Consider using an external point-to-point client VPN protocol, such as SSL, IPsec, or a third-party VPN product, if all you have is WEP. You can set the access point to WEP or weaker security, but require an authenticated point-to-point VPN connection in order for clients to access any resources beyond the access point. This will provide protection to each client's personal data stream, and stop external sniffing and man-in-the-middle attacks.

Using WPA

The WPA2 standard gained final approval in 2006. Many older network cards and access points do not support WPA, although some will with a firmware or software upgrade. If your Wi-Fi components support WPA, but not WPA2, enable WPA with a long and/or complex pre-shared key. Weak pre-shared keys can still allow any protocol using them to fall prey to successful attacks.

Using WPA2/802.11i

All Wi-Fi administrators, whether at home or at work, should be working toward implementing WPA2/802.11i. WPA2 Personal, with its pre-shared key, is stronger than WEP, and just as easy to setup. WPA2 Enterprise has more difficult setup requirements, but using an appropriately configured PKI service can make certificate distribution easier than most administrators can imagine. Microsoft Certificate Services can distribute computer and user digital certificates automatically as soon as the computer or user logs on successfully for the first time.

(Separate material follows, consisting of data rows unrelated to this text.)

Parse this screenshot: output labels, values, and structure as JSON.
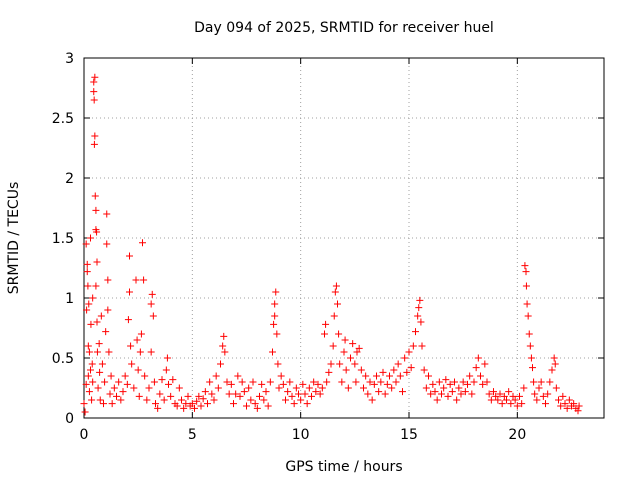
{
  "chart_data": {
    "type": "scatter",
    "title": "Day 094 of 2025, SRMTID for receiver huel",
    "xlabel": "GPS time / hours",
    "ylabel": "SRMTID / TECUs",
    "xlim": [
      0,
      24
    ],
    "ylim": [
      0,
      3
    ],
    "x_ticks": [
      0,
      5,
      10,
      15,
      20
    ],
    "x_tick_labels": [
      "0",
      "5",
      "10",
      "15",
      "20"
    ],
    "y_ticks": [
      0,
      0.5,
      1,
      1.5,
      2,
      2.5,
      3
    ],
    "y_tick_labels": [
      "0",
      "0.5",
      "1",
      "1.5",
      "2",
      "2.5",
      "3"
    ],
    "grid": true,
    "marker": "+",
    "color": "#ff0000",
    "series": [
      {
        "name": "SRMTID",
        "points": [
          [
            0.0,
            0.12
          ],
          [
            0.05,
            0.05
          ],
          [
            0.1,
            0.28
          ],
          [
            0.1,
            1.45
          ],
          [
            0.12,
            0.9
          ],
          [
            0.15,
            1.28
          ],
          [
            0.15,
            1.22
          ],
          [
            0.18,
            1.1
          ],
          [
            0.2,
            0.6
          ],
          [
            0.2,
            0.35
          ],
          [
            0.22,
            0.95
          ],
          [
            0.25,
            0.55
          ],
          [
            0.25,
            0.22
          ],
          [
            0.3,
            0.4
          ],
          [
            0.3,
            1.5
          ],
          [
            0.32,
            0.78
          ],
          [
            0.35,
            0.15
          ],
          [
            0.38,
            0.45
          ],
          [
            0.4,
            1.0
          ],
          [
            0.4,
            0.3
          ],
          [
            0.45,
            2.8
          ],
          [
            0.45,
            2.72
          ],
          [
            0.47,
            2.65
          ],
          [
            0.5,
            2.84
          ],
          [
            0.5,
            2.35
          ],
          [
            0.48,
            2.28
          ],
          [
            0.52,
            1.85
          ],
          [
            0.55,
            1.73
          ],
          [
            0.55,
            1.57
          ],
          [
            0.58,
            1.55
          ],
          [
            0.55,
            1.1
          ],
          [
            0.6,
            1.3
          ],
          [
            0.6,
            0.8
          ],
          [
            0.62,
            0.55
          ],
          [
            0.65,
            0.25
          ],
          [
            0.7,
            0.62
          ],
          [
            0.72,
            0.38
          ],
          [
            0.75,
            0.15
          ],
          [
            0.8,
            0.85
          ],
          [
            0.85,
            0.45
          ],
          [
            0.9,
            0.12
          ],
          [
            0.95,
            0.3
          ],
          [
            1.0,
            0.72
          ],
          [
            1.05,
            1.7
          ],
          [
            1.05,
            1.45
          ],
          [
            1.1,
            1.15
          ],
          [
            1.1,
            0.9
          ],
          [
            1.15,
            0.55
          ],
          [
            1.2,
            0.2
          ],
          [
            1.25,
            0.35
          ],
          [
            1.3,
            0.12
          ],
          [
            1.4,
            0.25
          ],
          [
            1.5,
            0.18
          ],
          [
            1.6,
            0.3
          ],
          [
            1.7,
            0.15
          ],
          [
            1.8,
            0.22
          ],
          [
            1.9,
            0.35
          ],
          [
            2.0,
            0.28
          ],
          [
            2.05,
            0.82
          ],
          [
            2.1,
            1.05
          ],
          [
            2.1,
            1.35
          ],
          [
            2.15,
            0.6
          ],
          [
            2.2,
            0.45
          ],
          [
            2.3,
            0.25
          ],
          [
            2.4,
            1.15
          ],
          [
            2.45,
            0.65
          ],
          [
            2.5,
            0.4
          ],
          [
            2.55,
            0.18
          ],
          [
            2.6,
            0.55
          ],
          [
            2.65,
            0.7
          ],
          [
            2.7,
            1.46
          ],
          [
            2.75,
            1.15
          ],
          [
            2.8,
            0.35
          ],
          [
            2.9,
            0.15
          ],
          [
            3.0,
            0.25
          ],
          [
            3.1,
            0.55
          ],
          [
            3.1,
            0.95
          ],
          [
            3.15,
            1.03
          ],
          [
            3.2,
            0.85
          ],
          [
            3.25,
            0.3
          ],
          [
            3.3,
            0.12
          ],
          [
            3.4,
            0.08
          ],
          [
            3.5,
            0.2
          ],
          [
            3.6,
            0.32
          ],
          [
            3.7,
            0.15
          ],
          [
            3.8,
            0.4
          ],
          [
            3.85,
            0.5
          ],
          [
            3.9,
            0.28
          ],
          [
            4.0,
            0.18
          ],
          [
            4.1,
            0.32
          ],
          [
            4.2,
            0.12
          ],
          [
            4.3,
            0.1
          ],
          [
            4.4,
            0.25
          ],
          [
            4.5,
            0.15
          ],
          [
            4.6,
            0.08
          ],
          [
            4.7,
            0.12
          ],
          [
            4.8,
            0.18
          ],
          [
            4.9,
            0.1
          ],
          [
            5.0,
            0.12
          ],
          [
            5.1,
            0.08
          ],
          [
            5.2,
            0.14
          ],
          [
            5.3,
            0.18
          ],
          [
            5.4,
            0.1
          ],
          [
            5.5,
            0.16
          ],
          [
            5.6,
            0.22
          ],
          [
            5.7,
            0.12
          ],
          [
            5.8,
            0.3
          ],
          [
            5.9,
            0.2
          ],
          [
            6.0,
            0.15
          ],
          [
            6.1,
            0.35
          ],
          [
            6.2,
            0.25
          ],
          [
            6.3,
            0.45
          ],
          [
            6.4,
            0.6
          ],
          [
            6.45,
            0.68
          ],
          [
            6.5,
            0.55
          ],
          [
            6.6,
            0.3
          ],
          [
            6.7,
            0.2
          ],
          [
            6.8,
            0.28
          ],
          [
            6.9,
            0.12
          ],
          [
            7.0,
            0.2
          ],
          [
            7.1,
            0.35
          ],
          [
            7.2,
            0.18
          ],
          [
            7.3,
            0.3
          ],
          [
            7.4,
            0.22
          ],
          [
            7.5,
            0.1
          ],
          [
            7.6,
            0.25
          ],
          [
            7.7,
            0.15
          ],
          [
            7.8,
            0.3
          ],
          [
            7.9,
            0.12
          ],
          [
            8.0,
            0.08
          ],
          [
            8.1,
            0.18
          ],
          [
            8.2,
            0.28
          ],
          [
            8.3,
            0.15
          ],
          [
            8.4,
            0.22
          ],
          [
            8.5,
            0.1
          ],
          [
            8.6,
            0.3
          ],
          [
            8.7,
            0.55
          ],
          [
            8.75,
            0.78
          ],
          [
            8.8,
            0.95
          ],
          [
            8.85,
            1.05
          ],
          [
            8.8,
            0.85
          ],
          [
            8.9,
            0.7
          ],
          [
            8.95,
            0.45
          ],
          [
            9.0,
            0.25
          ],
          [
            9.1,
            0.35
          ],
          [
            9.2,
            0.28
          ],
          [
            9.3,
            0.15
          ],
          [
            9.4,
            0.22
          ],
          [
            9.5,
            0.3
          ],
          [
            9.6,
            0.18
          ],
          [
            9.7,
            0.12
          ],
          [
            9.8,
            0.25
          ],
          [
            9.9,
            0.2
          ],
          [
            10.0,
            0.15
          ],
          [
            10.1,
            0.28
          ],
          [
            10.2,
            0.2
          ],
          [
            10.3,
            0.12
          ],
          [
            10.4,
            0.25
          ],
          [
            10.5,
            0.18
          ],
          [
            10.6,
            0.3
          ],
          [
            10.7,
            0.22
          ],
          [
            10.8,
            0.28
          ],
          [
            10.9,
            0.2
          ],
          [
            11.0,
            0.25
          ],
          [
            11.1,
            0.7
          ],
          [
            11.15,
            0.78
          ],
          [
            11.2,
            0.3
          ],
          [
            11.3,
            0.38
          ],
          [
            11.4,
            0.45
          ],
          [
            11.5,
            0.6
          ],
          [
            11.55,
            0.85
          ],
          [
            11.6,
            1.05
          ],
          [
            11.65,
            1.1
          ],
          [
            11.7,
            0.95
          ],
          [
            11.75,
            0.7
          ],
          [
            11.8,
            0.45
          ],
          [
            11.9,
            0.3
          ],
          [
            12.0,
            0.55
          ],
          [
            12.05,
            0.65
          ],
          [
            12.1,
            0.4
          ],
          [
            12.2,
            0.25
          ],
          [
            12.3,
            0.5
          ],
          [
            12.4,
            0.62
          ],
          [
            12.5,
            0.45
          ],
          [
            12.55,
            0.3
          ],
          [
            12.6,
            0.55
          ],
          [
            12.7,
            0.58
          ],
          [
            12.8,
            0.4
          ],
          [
            12.9,
            0.25
          ],
          [
            13.0,
            0.35
          ],
          [
            13.1,
            0.2
          ],
          [
            13.2,
            0.3
          ],
          [
            13.3,
            0.15
          ],
          [
            13.4,
            0.28
          ],
          [
            13.5,
            0.35
          ],
          [
            13.6,
            0.22
          ],
          [
            13.7,
            0.3
          ],
          [
            13.8,
            0.38
          ],
          [
            13.9,
            0.2
          ],
          [
            14.0,
            0.28
          ],
          [
            14.1,
            0.35
          ],
          [
            14.2,
            0.25
          ],
          [
            14.3,
            0.4
          ],
          [
            14.4,
            0.3
          ],
          [
            14.5,
            0.45
          ],
          [
            14.6,
            0.35
          ],
          [
            14.7,
            0.22
          ],
          [
            14.8,
            0.5
          ],
          [
            14.9,
            0.38
          ],
          [
            15.0,
            0.55
          ],
          [
            15.1,
            0.42
          ],
          [
            15.2,
            0.6
          ],
          [
            15.3,
            0.72
          ],
          [
            15.4,
            0.85
          ],
          [
            15.45,
            0.92
          ],
          [
            15.5,
            0.98
          ],
          [
            15.55,
            0.8
          ],
          [
            15.6,
            0.6
          ],
          [
            15.7,
            0.4
          ],
          [
            15.8,
            0.25
          ],
          [
            15.9,
            0.35
          ],
          [
            16.0,
            0.2
          ],
          [
            16.1,
            0.28
          ],
          [
            16.2,
            0.22
          ],
          [
            16.3,
            0.15
          ],
          [
            16.4,
            0.3
          ],
          [
            16.5,
            0.2
          ],
          [
            16.6,
            0.25
          ],
          [
            16.7,
            0.32
          ],
          [
            16.8,
            0.18
          ],
          [
            16.9,
            0.28
          ],
          [
            17.0,
            0.22
          ],
          [
            17.1,
            0.3
          ],
          [
            17.2,
            0.15
          ],
          [
            17.3,
            0.25
          ],
          [
            17.4,
            0.2
          ],
          [
            17.5,
            0.3
          ],
          [
            17.6,
            0.22
          ],
          [
            17.7,
            0.28
          ],
          [
            17.8,
            0.35
          ],
          [
            17.9,
            0.2
          ],
          [
            18.0,
            0.3
          ],
          [
            18.1,
            0.42
          ],
          [
            18.2,
            0.5
          ],
          [
            18.3,
            0.35
          ],
          [
            18.4,
            0.28
          ],
          [
            18.5,
            0.45
          ],
          [
            18.6,
            0.3
          ],
          [
            18.7,
            0.2
          ],
          [
            18.8,
            0.15
          ],
          [
            18.9,
            0.22
          ],
          [
            19.0,
            0.18
          ],
          [
            19.1,
            0.15
          ],
          [
            19.2,
            0.2
          ],
          [
            19.3,
            0.12
          ],
          [
            19.4,
            0.18
          ],
          [
            19.5,
            0.15
          ],
          [
            19.6,
            0.22
          ],
          [
            19.7,
            0.12
          ],
          [
            19.8,
            0.18
          ],
          [
            19.9,
            0.15
          ],
          [
            20.0,
            0.1
          ],
          [
            20.1,
            0.18
          ],
          [
            20.2,
            0.12
          ],
          [
            20.3,
            0.25
          ],
          [
            20.35,
            1.27
          ],
          [
            20.4,
            1.22
          ],
          [
            20.42,
            1.1
          ],
          [
            20.45,
            0.95
          ],
          [
            20.5,
            0.85
          ],
          [
            20.55,
            0.7
          ],
          [
            20.6,
            0.6
          ],
          [
            20.65,
            0.5
          ],
          [
            20.7,
            0.42
          ],
          [
            20.75,
            0.3
          ],
          [
            20.8,
            0.2
          ],
          [
            20.9,
            0.15
          ],
          [
            21.0,
            0.25
          ],
          [
            21.1,
            0.3
          ],
          [
            21.2,
            0.18
          ],
          [
            21.3,
            0.12
          ],
          [
            21.4,
            0.2
          ],
          [
            21.5,
            0.3
          ],
          [
            21.6,
            0.4
          ],
          [
            21.7,
            0.5
          ],
          [
            21.75,
            0.45
          ],
          [
            21.8,
            0.25
          ],
          [
            21.9,
            0.15
          ],
          [
            22.0,
            0.1
          ],
          [
            22.1,
            0.18
          ],
          [
            22.2,
            0.12
          ],
          [
            22.3,
            0.08
          ],
          [
            22.4,
            0.15
          ],
          [
            22.5,
            0.1
          ],
          [
            22.6,
            0.12
          ],
          [
            22.7,
            0.08
          ],
          [
            22.8,
            0.06
          ],
          [
            22.85,
            0.1
          ]
        ]
      }
    ]
  }
}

WPA2 can also be used without digital certificates, using PEAP-MSCHAPv2. But the best Wi-Fi security that can be had is using WPA2 with smart cards and separate PIN. Two factor authentication using digital certificates should prove to be the most resistant to attack wireless protection currently available. And if the user or computer loses its authority, the Certificate Services administrator can revoke the digital certificate and the wireless node can no longer connect to the network.